There are n = 13 diamonds and we want to select exactly r = 3 of them.
So,
[tex]_n C _r = \frac{n!}{r!*(n-r)!}\\\\_{13} C _{3} = \frac{13!}{3!*(13-3)!}\\\\_{13} C _{3} = \frac{13!}{3!*10!}\\\\_{13} C _{3} = \frac{13*12*11*10!}{3!*10!}\\\\_{13} C _{3} = \frac{13*12*11}{3!}\\\\_{13} C _{3} = \frac{13*12*11}{3*2*1}\\\\_{13} C _{3} = \frac{1716}{6}\\\\_{13} C _{3} = 286\\\\[/tex]
There are 286 ways to pick the three diamond cards. Then there are 52-13 = 39 ways to pick the fourth card that is either a spade, club of heart.
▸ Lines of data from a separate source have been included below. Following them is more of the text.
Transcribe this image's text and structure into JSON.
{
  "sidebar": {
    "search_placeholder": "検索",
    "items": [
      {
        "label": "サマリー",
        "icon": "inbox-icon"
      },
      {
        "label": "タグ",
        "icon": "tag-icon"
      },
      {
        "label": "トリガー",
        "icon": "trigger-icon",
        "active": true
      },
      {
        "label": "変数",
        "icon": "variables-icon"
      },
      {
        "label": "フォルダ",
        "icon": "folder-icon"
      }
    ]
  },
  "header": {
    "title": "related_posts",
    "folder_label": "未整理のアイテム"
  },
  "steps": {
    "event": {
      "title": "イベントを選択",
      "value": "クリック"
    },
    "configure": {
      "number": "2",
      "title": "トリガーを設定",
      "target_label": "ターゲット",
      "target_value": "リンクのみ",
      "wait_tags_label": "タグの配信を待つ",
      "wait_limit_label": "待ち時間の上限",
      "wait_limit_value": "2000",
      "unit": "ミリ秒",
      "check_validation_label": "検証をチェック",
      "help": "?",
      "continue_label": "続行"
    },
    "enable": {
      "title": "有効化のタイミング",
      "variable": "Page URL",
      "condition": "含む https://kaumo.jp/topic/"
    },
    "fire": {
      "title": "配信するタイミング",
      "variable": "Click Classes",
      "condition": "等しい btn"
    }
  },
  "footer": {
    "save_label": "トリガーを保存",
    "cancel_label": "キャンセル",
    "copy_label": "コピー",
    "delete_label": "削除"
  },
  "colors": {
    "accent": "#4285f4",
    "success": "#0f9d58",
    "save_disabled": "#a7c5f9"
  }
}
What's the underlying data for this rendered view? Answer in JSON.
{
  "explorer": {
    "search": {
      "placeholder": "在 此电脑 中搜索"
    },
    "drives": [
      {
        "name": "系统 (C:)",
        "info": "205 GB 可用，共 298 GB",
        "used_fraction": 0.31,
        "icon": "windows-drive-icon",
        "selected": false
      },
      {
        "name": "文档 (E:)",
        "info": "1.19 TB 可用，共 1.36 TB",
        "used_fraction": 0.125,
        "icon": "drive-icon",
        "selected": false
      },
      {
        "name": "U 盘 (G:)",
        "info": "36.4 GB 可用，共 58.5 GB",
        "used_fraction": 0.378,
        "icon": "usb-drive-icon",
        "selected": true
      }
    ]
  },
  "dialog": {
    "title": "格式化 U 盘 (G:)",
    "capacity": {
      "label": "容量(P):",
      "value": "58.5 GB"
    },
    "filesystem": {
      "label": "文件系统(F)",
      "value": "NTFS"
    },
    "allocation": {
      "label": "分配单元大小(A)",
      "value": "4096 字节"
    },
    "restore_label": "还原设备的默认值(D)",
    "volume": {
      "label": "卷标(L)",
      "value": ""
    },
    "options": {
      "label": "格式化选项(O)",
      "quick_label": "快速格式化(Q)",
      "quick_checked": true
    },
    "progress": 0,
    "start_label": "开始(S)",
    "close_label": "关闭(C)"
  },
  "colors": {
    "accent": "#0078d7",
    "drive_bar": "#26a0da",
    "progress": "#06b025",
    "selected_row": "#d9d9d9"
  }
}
So we have 286*39 = 11,154 ways to pick the four cards given the conditions your teacher set.
This is out of 52C4 = 270,725 ways to pick four cards (use the nCr formula above with n = 52 and r = 4).
Divide the two values to get the answer:
(11,154)/(270,725) = 0.04120048019208
that rounds to 0.04 which converts to 4%
So there's roughly a 4% chance of getting exactly 3 diamond cards.